文本生成是自然语言处理的一个引人注目的子领域，旨在从输入的单词生成人类可读的文本。尽管已经提出了许多深度学习模型，但最近基于转换器的大型语言模型的出现推进了其学术研究和行业发展，在文本生成方面显示出显著的定性结果。特别是，仅用于解码器的生成模型，如生成预训练转换器（GPT），被广泛用于文本生成，其计算阶段主要有两个：摘要和生成。摘要阶段可以并行处理输入标记，而生成阶段由于其通过迭代顺序生成输出标记，因此难以加速。此外，每次迭代都需要读取整个模型，几乎没有数据重用的机会。因此，基于转换器的文本生成工作负载受到严重的内存限制，使外部内存带宽成为系统的瓶颈。在本文中，我们提出了一种名为salpim的子数组级内存处理（PIM）体系结构，这是第一个用于端到端加速基于转换器的文本生成的基于hbm的PIM体系结构。通过优化不同操作的数据映射方案，SAL-PIM通过在内存子阵列旁边集成多个子阵列级算术逻辑单元（s - alu）来利用更高的内部带宽。为了最小化S-ALU的面积开销，它使用共享mac，利用同一银行命令的慢时钟频率。此外，库中的一些子数组用作查找表（lut）来处理PIM中的非线性函数，支持多个寻址来选择用于线性插值的部分。最后，在HBM的缓冲芯片中加入信道级算术逻辑单元（C-ALU），对多个银行的数据进行累加和约简运算，完成对PIM的端到端推理。为了验证SAL-PIM结构，我们建立了一个基于Ramulator的周期精确模拟器。我们还在28纳米CMOS技术上实现了SAL-PIM的逻辑单元，并将结果扩展到DRAM技术以验证其可行性。当SAL-PIM在GPT-2介质模型（具有3.45亿个参数）上运行各种文本生成工作负载时，我们测量了它的端到端延迟，其中输入和输出令牌数分别从32到128和1到256不等。因此，在4.81%的面积开销下，SAL-PIM在运行更快的Transformer框架的Nvidia Titan RTX GPU上实现了高达4.72倍的加速（平均1.83倍）。
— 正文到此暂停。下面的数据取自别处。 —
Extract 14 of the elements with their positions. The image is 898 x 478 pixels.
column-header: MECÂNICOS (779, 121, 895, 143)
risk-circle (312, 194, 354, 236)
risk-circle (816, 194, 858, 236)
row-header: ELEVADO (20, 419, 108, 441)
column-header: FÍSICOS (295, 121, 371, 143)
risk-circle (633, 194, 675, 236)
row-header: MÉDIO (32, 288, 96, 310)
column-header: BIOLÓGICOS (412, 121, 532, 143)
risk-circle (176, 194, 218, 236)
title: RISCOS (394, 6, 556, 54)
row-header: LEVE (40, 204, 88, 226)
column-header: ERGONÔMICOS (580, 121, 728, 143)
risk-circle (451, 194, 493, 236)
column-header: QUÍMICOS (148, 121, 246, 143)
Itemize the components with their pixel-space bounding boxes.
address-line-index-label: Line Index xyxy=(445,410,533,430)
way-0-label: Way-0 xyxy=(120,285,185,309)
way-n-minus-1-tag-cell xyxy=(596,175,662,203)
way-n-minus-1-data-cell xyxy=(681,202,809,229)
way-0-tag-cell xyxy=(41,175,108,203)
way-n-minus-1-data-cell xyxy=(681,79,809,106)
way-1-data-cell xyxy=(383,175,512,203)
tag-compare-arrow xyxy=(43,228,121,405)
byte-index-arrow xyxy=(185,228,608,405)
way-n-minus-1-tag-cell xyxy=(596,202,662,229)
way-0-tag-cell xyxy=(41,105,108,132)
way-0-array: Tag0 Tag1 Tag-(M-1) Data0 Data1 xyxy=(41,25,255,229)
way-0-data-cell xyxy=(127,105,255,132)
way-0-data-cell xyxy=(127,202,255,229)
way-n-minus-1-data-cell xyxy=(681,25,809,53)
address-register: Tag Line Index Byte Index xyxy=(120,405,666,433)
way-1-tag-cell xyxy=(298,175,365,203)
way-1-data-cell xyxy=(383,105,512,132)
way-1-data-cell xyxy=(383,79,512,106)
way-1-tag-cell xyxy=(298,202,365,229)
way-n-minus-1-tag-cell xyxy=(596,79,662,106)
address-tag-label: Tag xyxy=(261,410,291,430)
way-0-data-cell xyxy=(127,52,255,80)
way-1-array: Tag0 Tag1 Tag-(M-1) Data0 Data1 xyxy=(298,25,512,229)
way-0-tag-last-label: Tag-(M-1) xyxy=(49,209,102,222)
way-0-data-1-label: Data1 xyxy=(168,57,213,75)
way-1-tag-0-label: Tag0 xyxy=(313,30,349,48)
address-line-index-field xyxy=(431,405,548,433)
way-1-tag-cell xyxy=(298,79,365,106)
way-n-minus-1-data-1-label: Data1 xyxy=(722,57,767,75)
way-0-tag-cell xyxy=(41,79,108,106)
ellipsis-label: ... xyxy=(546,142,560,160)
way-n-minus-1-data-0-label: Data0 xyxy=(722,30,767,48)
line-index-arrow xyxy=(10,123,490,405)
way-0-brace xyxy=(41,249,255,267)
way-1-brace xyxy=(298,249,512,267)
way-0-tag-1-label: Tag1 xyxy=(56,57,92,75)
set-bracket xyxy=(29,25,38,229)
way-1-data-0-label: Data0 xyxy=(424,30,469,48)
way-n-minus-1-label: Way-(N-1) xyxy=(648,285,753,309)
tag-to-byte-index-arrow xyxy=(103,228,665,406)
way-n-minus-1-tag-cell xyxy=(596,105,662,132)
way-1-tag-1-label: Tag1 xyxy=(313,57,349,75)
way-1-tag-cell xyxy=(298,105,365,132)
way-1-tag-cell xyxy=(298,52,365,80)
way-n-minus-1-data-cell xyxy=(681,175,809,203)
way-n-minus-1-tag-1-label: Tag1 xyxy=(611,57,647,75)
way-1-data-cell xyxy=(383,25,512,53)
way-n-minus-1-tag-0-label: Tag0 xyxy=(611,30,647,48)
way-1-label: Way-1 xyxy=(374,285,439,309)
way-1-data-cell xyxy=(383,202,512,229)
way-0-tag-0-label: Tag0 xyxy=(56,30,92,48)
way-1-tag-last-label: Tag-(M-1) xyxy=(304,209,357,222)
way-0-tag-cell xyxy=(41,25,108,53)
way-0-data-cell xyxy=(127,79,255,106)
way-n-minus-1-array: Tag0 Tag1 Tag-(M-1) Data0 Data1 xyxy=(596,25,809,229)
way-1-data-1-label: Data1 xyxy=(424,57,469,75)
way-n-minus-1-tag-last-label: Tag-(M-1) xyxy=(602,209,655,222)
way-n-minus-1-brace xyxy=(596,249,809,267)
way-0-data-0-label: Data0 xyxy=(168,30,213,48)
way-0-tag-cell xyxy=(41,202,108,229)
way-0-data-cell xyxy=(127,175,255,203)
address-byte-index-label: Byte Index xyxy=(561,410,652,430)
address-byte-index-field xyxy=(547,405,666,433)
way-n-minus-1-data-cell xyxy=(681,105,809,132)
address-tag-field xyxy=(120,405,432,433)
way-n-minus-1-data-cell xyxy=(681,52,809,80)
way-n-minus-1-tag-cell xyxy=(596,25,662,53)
本文章由计算机程序翻译，如有差异，请以英文原文为准。

求助全文

约1分钟内获得全文求助全文

来源期刊

IEEE Transactions on Computers 工程技术-工程：电子与电气

CiteScore

6.60

自引率

5.40%

发文量

199

审稿时长

6.0 months

期刊介绍： The IEEE Transactions on Computers is a monthly publication with a wide distribution to researchers, developers, technical managers, and educators in the computer field. It publishes papers on research in areas of current interest to the readers. These areas include, but are not limited to, the following: a) computer organizations and architectures; b) operating systems, software systems, and communication protocols; c) real-time systems and embedded systems; d) digital devices, computer components, and interconnection networks; e) specification, design, prototyping, and testing methods and tools; f) performance, fault tolerance, reliability, security, and testability; g) case studies and experimental and theoretical evaluations; and h) new and important applications and trends.